Анна Разувалова - Писатели-«деревенщики»: литература и консервативная идеология 1970-х годов
Экологизм в литературе: Источники и вариации
Культурное узаконивание экологической проблематики, которую читатель 1970 – 1980-х годов ассоциировал с «деревенской прозой», в русской литературе второй половины ХХ века произошло во многом благодаря Леониду Леонову – его роману «Русский лес» (1953) и публицистике. Появление романа Леонов подготовил тактически тонко. Используя сложившуюся на рубеже 1940 – 1950-х годов политико-культурную конъюнктуру, он публикует статью «В защиту друга» («Известия» от 28 августа 1947), которая по стечению обстоятельств предшествовала принятию в октябре 1948 года постановления Совета Министров СССР и ЦК ВКП(б) «О плане полезащитных лесонасаждений, внедрения травопольных севооборотов, строительства прудов и водоемов для обеспечения высоких и устойчивых урожаев в степных и лесостепных районах Европейской части СССР». Центральным пунктом постановления, которое тут же стали называть Сталинским планом преобразования природы, было создание в период с 1950 по 1965 год восьми государственных лесозащитных полос протяженностью свыше 5000 км.
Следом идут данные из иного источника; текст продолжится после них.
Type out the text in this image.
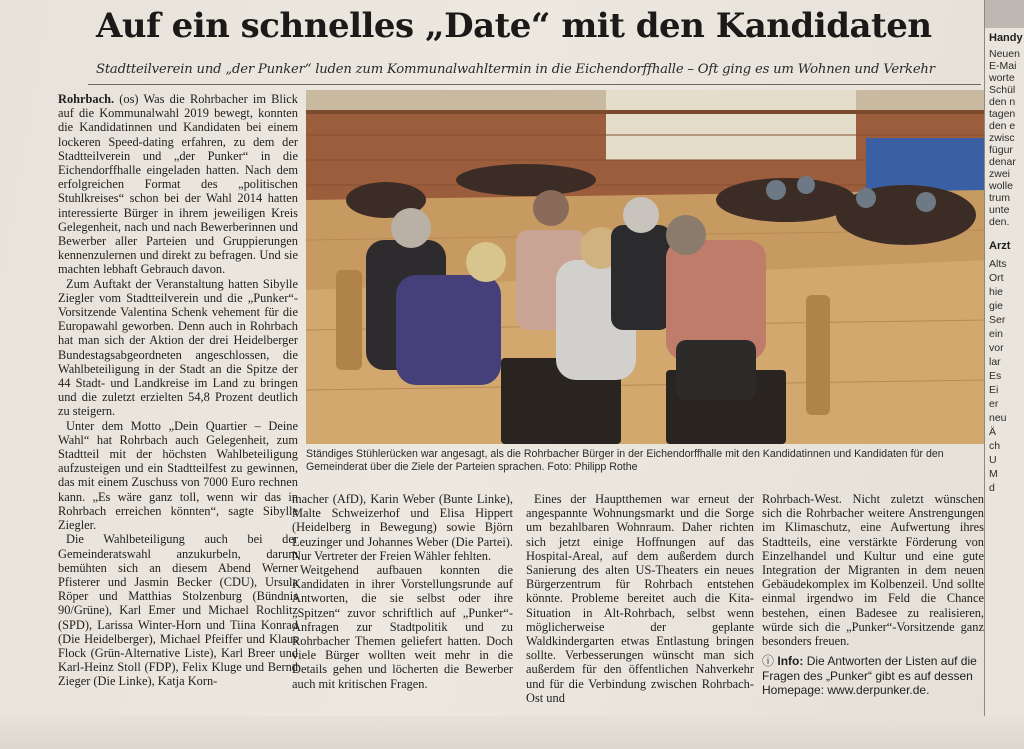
Auf ein schnelles „Date“ mit den Kandidaten
Stadtteilverein und „der Punker“ luden zum Kommunalwahltermin in die Eichendorffhalle – Oft ging es um Wohnen und Verkehr

Rohrbach. (os) Was die Rohrbacher im Blick auf die Kommunalwahl 2019 bewegt, konnten die Kandidatinnen und Kandidaten bei einem lockeren Speed-dating erfahren, zu dem der Stadtteilverein und „der Punker“ in die Eichendorffhalle eingeladen hatten. Nach dem erfolgreichen Format des „politischen Stuhlkreises“ schon bei der Wahl 2014 hatten interessierte Bürger in ihrem jeweiligen Kreis Gelegenheit, nach und nach Bewerberinnen und Bewerber aller Parteien und Gruppierungen kennenzulernen und direkt zu befragen. Und sie machten lebhaft Gebrauch davon.

Zum Auftakt der Veranstaltung hatten Sibylle Ziegler vom Stadtteilverein und die „Punker“-Vorsitzende Valentina Schenk vehement für die Europawahl geworben. Denn auch in Rohrbach hat man sich der Aktion der drei Heidelberger Bundestagsabgeordneten angeschlossen, die Wahlbeteiligung in der Stadt an die Spitze der 44 Stadt- und Landkreise im Land zu bringen und die zuletzt erzielten 54,8 Prozent deutlich zu steigern.

Unter dem Motto „Dein Quartier – Deine Wahl“ hat Rohrbach auch Gelegenheit, zum Stadtteil mit der höchsten Wahlbeteiligung aufzusteigen und ein Stadtteilfest zu gewinnen, das mit einem Zuschuss von 7000 Euro rechnen kann. „Es wäre ganz toll, wenn wir das in Rohrbach erreichen könnten“, sagte Sibylle Ziegler.

Die Wahlbeteiligung auch bei der Gemeinderatswahl anzukurbeln, darum bemühten sich an diesem Abend Werner Pfisterer und Jasmin Becker (CDU), Ursula Röper und Matthias Stolzenburg (Bündnis 90/Grüne), Karl Emer und Michael Rochlitz (SPD), Larissa Winter-Horn und Tiina Konrad (Die Heidelberger), Michael Pfeiffer und Klaus Flock (Grün-Alternative Liste), Karl Breer und Karl-Heinz Stoll (FDP), Felix Kluge und Bernd Zieger (Die Linke), Katja Korn-

Ständiges Stühlerücken war angesagt, als die Rohrbacher Bürger in der Eichendorffhalle mit den Kandidatinnen und Kandidaten für den Gemeinderat über die Ziele der Parteien sprachen. Foto: Philipp Rothe

macher (AfD), Karin Weber (Bunte Linke), Malte Schweizerhof und Elisa Hippert (Heidelberg in Bewegung) sowie Björn Leuzinger und Johannes Weber (Die Partei). Nur Vertreter der Freien Wähler fehlten.

Weitgehend aufbauen konnten die Kandidaten in ihrer Vorstellungsrunde auf Antworten, die sie selbst oder ihre „Spitzen“ zuvor schriftlich auf „Punker“-Anfragen zur Stadtpolitik und zu Rohrbacher Themen geliefert hatten. Doch viele Bürger wollten weit mehr in die Details gehen und löcherten die Bewerber auch mit kritischen Fragen.

Eines der Hauptthemen war erneut der angespannte Wohnungsmarkt und die Sorge um bezahlbaren Wohnraum. Daher richten sich jetzt einige Hoffnungen auf das Hospital-Areal, auf dem außerdem durch Sanierung des alten US-Theaters ein neues Bürgerzentrum für Rohrbach entstehen könnte. Probleme bereitet auch die Kita-Situation in Alt-Rohrbach, selbst wenn möglicherweise der geplante Waldkindergarten etwas Entlastung bringen sollte. Verbesserungen wünscht man sich außerdem für den öffentlichen Nahverkehr und für die Verbindung zwischen Rohrbach-Ost und

Rohrbach-West. Nicht zuletzt wünschen sich die Rohrbacher weitere Anstrengungen im Klimaschutz, eine Aufwertung ihres Stadtteils, eine verstärkte Förderung von Einzelhandel und Kultur und eine gute Integration der Migranten in dem neuen Gebäudekomplex im Kolbenzeil. Und sollte einmal irgendwo im Feld die Chance bestehen, einen Badesee zu realisieren, würde sich die „Punker“-Vorsitzende ganz besonders freuen.

ⓘ Info: Die Antworten der Listen auf die Fragen des „Punker“ gibt es auf dessen Homepage: www.derpunker.de.
Handy
Neuen
E-Mai
worte
Schül
den n
tagen
den e
zwisc
fügur
denar
zwei
wolle
trum
unte
den.
Arzt
Alts
Ort
hie
gie
Ser
ein
vor
lar
Es
Ei
er
neu
Ä
ch
U
M
d
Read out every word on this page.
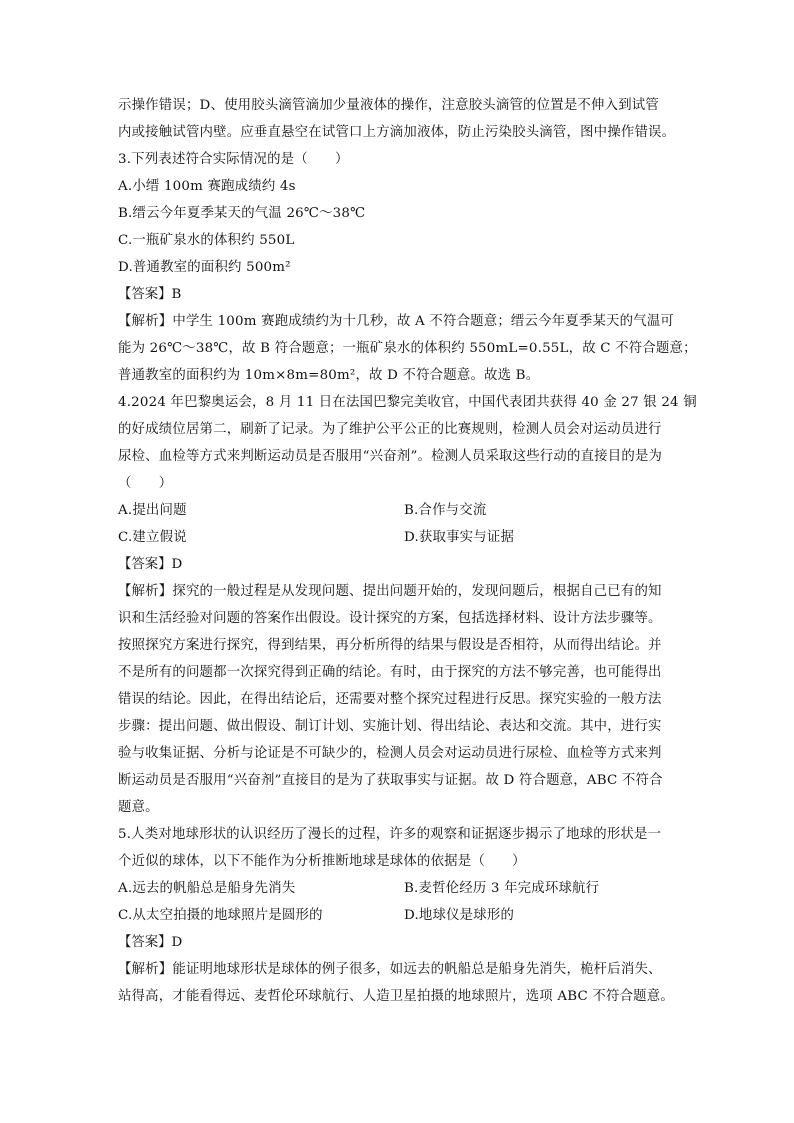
示操作错误；D、使用胶头滴管滴加少量液体的操作，注意胶头滴管的位置是不伸入到试管
内或接触试管内壁。应垂直悬空在试管口上方滴加液体，防止污染胶头滴管，图中操作错误。
3.下列表述符合实际情况的是（　　）
A.小缙 100m 赛跑成绩约 4s
B.缙云今年夏季某天的气温 26℃～38℃
C.一瓶矿泉水的体积约 550L
D.普通教室的面积约 500m²
【答案】B
【解析】中学生 100m 赛跑成绩约为十几秒，故 A 不符合题意；缙云今年夏季某天的气温可
能为 26℃～38℃，故 B 符合题意；一瓶矿泉水的体积约 550mL=0.55L，故 C 不符合题意；
普通教室的面积约为 10m×8m=80m²，故 D 不符合题意。故选 B。
4.2024 年巴黎奥运会，8 月 11 日在法国巴黎完美收官，中国代表团共获得 40 金 27 银 24 铜
的好成绩位居第二，刷新了记录。为了维护公平公正的比赛规则，检测人员会对运动员进行
尿检、血检等方式来判断运动员是否服用“兴奋剂”。检测人员采取这些行动的直接目的是为
（　　）
A.提出问题	B.合作与交流
C.建立假说	D.获取事实与证据
【答案】D
【解析】探究的一般过程是从发现问题、提出问题开始的，发现问题后，根据自己已有的知
识和生活经验对问题的答案作出假设。设计探究的方案，包括选择材料、设计方法步骤等。
按照探究方案进行探究，得到结果，再分析所得的结果与假设是否相符，从而得出结论。并
不是所有的问题都一次探究得到正确的结论。有时，由于探究的方法不够完善，也可能得出
错误的结论。因此，在得出结论后，还需要对整个探究过程进行反思。探究实验的一般方法
步骤：提出问题、做出假设、制订计划、实施计划、得出结论、表达和交流。其中，进行实
验与收集证据、分析与论证是不可缺少的，检测人员会对运动员进行尿检、血检等方式来判
断运动员是否服用“兴奋剂”直接目的是为了获取事实与证据。故 D 符合题意，ABC 不符合
题意。
5.人类对地球形状的认识经历了漫长的过程，许多的观察和证据逐步揭示了地球的形状是一
个近似的球体，以下不能作为分析推断地球是球体的依据是（　　）
A.远去的帆船总是船身先消失	B.麦哲伦经历 3 年完成环球航行
C.从太空拍摄的地球照片是圆形的	D.地球仪是球形的
【答案】D
【解析】能证明地球形状是球体的例子很多，如远去的帆船总是船身先消失，桅杆后消失、
站得高，才能看得远、麦哲伦环球航行、人造卫星拍摄的地球照片，选项 ABC 不符合题意。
После этого идея охраны леса, важнейшего экономического ресурса, мгновенно стала востребованной. В повести Юрия Трифонова «Долгое прощание» (1973), действие которой происходит в начале 1950-х, есть выразительная подробность: бездарный конъюнктурщик Смолянов пишет пьесу «Лесополоса» и имеет громкий успех – его творение широко ставится на сценах советских театров. «Тема “зеленого друга” тогда носилась в воздухе, – поясняет Юрий Оклянский. – Выходило немало романов и даже поэм типа “Зеленый заслон”, воспевавших административную романтику “страны-сада”…»[959]. Статья Леонова вышла до партийно-правительственного постановления, подчеркивавшего важность бережного лесопользования, однако публичная «защита друга» прозаиком могла опираться на другой, сравнительно недавний факт государственного внимания к проблеме: в 1943 году в СССР для повышения эффективности лесопользования было принято решение о разделении лесов на группы, а в 1944 году – открыт Институт леса в составе АН СССР.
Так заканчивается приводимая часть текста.